Gadzooks Enchiladas & Soup
Gadzooks is all about choices. Pick between enchiladas, tacos, nachos, and soup, and then work your way down the tasty assembly line, stuffing, topping, and covering your just-out-of-the-brick-oven eats with cheese, salsa, slaw, pickled onions or even a fried egg. Everything is made in-house, from the braised short ribs and creamy-corn bread to the fresh-pressed tortillas and toasted arbol salsa. It’s a tasty choose your own food adventure. And, psst, good news: You really can’t make a bad choice.
La Grande Orange Grocery
4410 North 40th Street
The counter at La Grande Orange, or LGO for those in those know, is a treat. To get there, you pass tiered tables of candles and colorful gifts and coolers of fresh salads and sushi, then you’re face-to-face with a stylishly stocked pastry case displaying six-layer red velvet cake next to gravity-defying key lime pie next to decadently frosted cupcakes — and that doesn’t even include the impressive gelato cooler. So even if you come in for, say, a breakfast sandwich on one of LGO’s famous English muffins, it’ll be hard not to leave without grabbing something sweet.

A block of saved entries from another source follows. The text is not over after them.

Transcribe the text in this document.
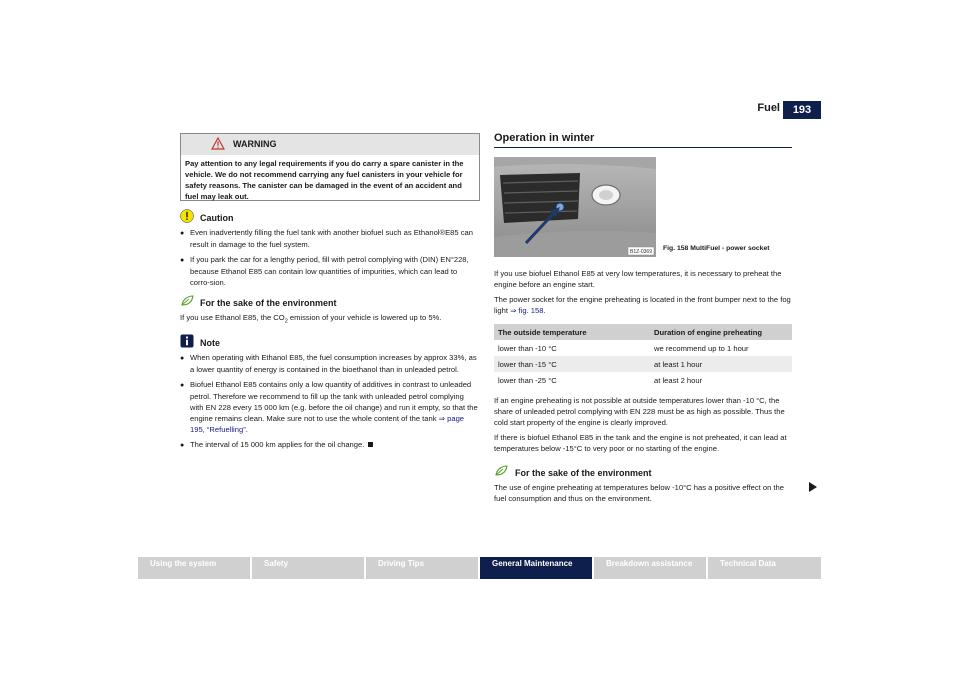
Fuel	193
WARNING
Pay attention to any legal requirements if you do carry a spare canister in the vehicle. We do not recommend carrying any fuel canisters in your vehicle for safety reasons. The canister can be damaged in the event of an accident and fuel may leak out.
Caution

● Even inadvertently filling the fuel tank with another biofuel such as Ethanol®E85 can result in damage to the fuel system.

● If you park the car for a lengthy period, fill with petrol complying with (DIN) EN°228, because Ethanol E85 can contain low quantities of impurities, which can lead to corro-sion.

For the sake of the environment
If you use Ethanol E85, the $CO_2$ emission of your vehicle is lowered up to 5%.
Note

● When operating with Ethanol E85, the fuel consumption increases by approx 33%, as a lower quantity of energy is contained in the bioethanol than in unleaded petrol.

● Biofuel Ethanol E85 contains only a low quantity of additives in contrast to unleaded petrol. Therefore we recommend to fill up the tank with unleaded petrol complying with EN 228 every 15 000 km (e.g. before the oil change) and run it empty, so that the engine remains clean. Make sure not to use the whole content of the tank ⇒ page 195, “Refuelling”.

● The interval of 15 000 km applies for the oil change.

Operation in winter
B1Z-0369 Fig. 158 MultiFuel - power socket

If you use biofuel Ethanol E85 at very low temperatures, it is necessary to preheat the engine before an engine start.

The power socket for the engine preheating is located in the front bumper next to the fog light ⇒ fig. 158.

The outside temperature	Duration of engine preheating
lower than -10 °C	we recommend up to 1 hour
lower than -15 °C	at least 1 hour
lower than -25 °C	at least 2 hour

If an engine preheating is not possible at outside temperatures lower than -10 °C, the share of unleaded petrol complying with EN 228 must be as high as possible. Thus the cold start property of the engine is clearly improved.

If there is biofuel Ethanol E85 in the tank and the engine is not preheated, it can lead at temperatures below -15°C to very poor or no starting of the engine.

For the sake of the environment
The use of engine preheating at temperatures below -10°C has a positive effect on the fuel consumption and thus on the environment.
Using the system	Safety	Driving Tips	General Maintenance	Breakdown assistance	Technical Data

2950 South Alma School Road, Mesa
Lynn Tso and her husband Raymond opened Aloha Kitchen in 1986 as a way of honoring their Hawaiian heritage. Thirty-five years and an endorsement from Guy Fieri later, the strip-mall staple is still going strong. Order at the counter for quick and affordable classic Hawaiian plate lunches, like bulkogi and teriyaki chicken, served with steamed rice and potato mac salad or side salad. Aloha also makes a mean manapua, a slightly sweet steamed bun stuffed with marinated pork, and spam musubi. The sea-blue walls and dolphin mural only add to the tropical vibes.
Little Miss BBQ
8901 North 7th Street
4301 East University Drive
Whether you hit the original central Phoenix location or the newer and roomier Sunnyslope spot, counters are part of the deal at Little Miss BBQ. When you hit the head of the line, order up fresh sliced barbecue, arguably the best in town, and watch the meat prepared right in front of you. Go for slow-smoked brisket, housemade sausage, pulled pork, Thursday for pastrami, Friday and Saturday for beef short ribs, plus sides of ranch-style beans, jalapeno cheddar grits and creamy mac and cheese – all so worth the wait.
La Canasta Capitolio
1733 West Van Buren Street
At La Canasta Capitolio — established in 1962 by Richard and Carmen Abril — counter service has a fast-food level of efficiency. Its vast menu of Sonoran-style breakfast burros, tacos, tostados, and sopapillas are churned out like McMuffins and Big Macs, but in the kind of warm setting you can only find in a family-owned eatery serving generational recipes passed down for 50 years. Bonus: There’s ample parking and a drive-thru.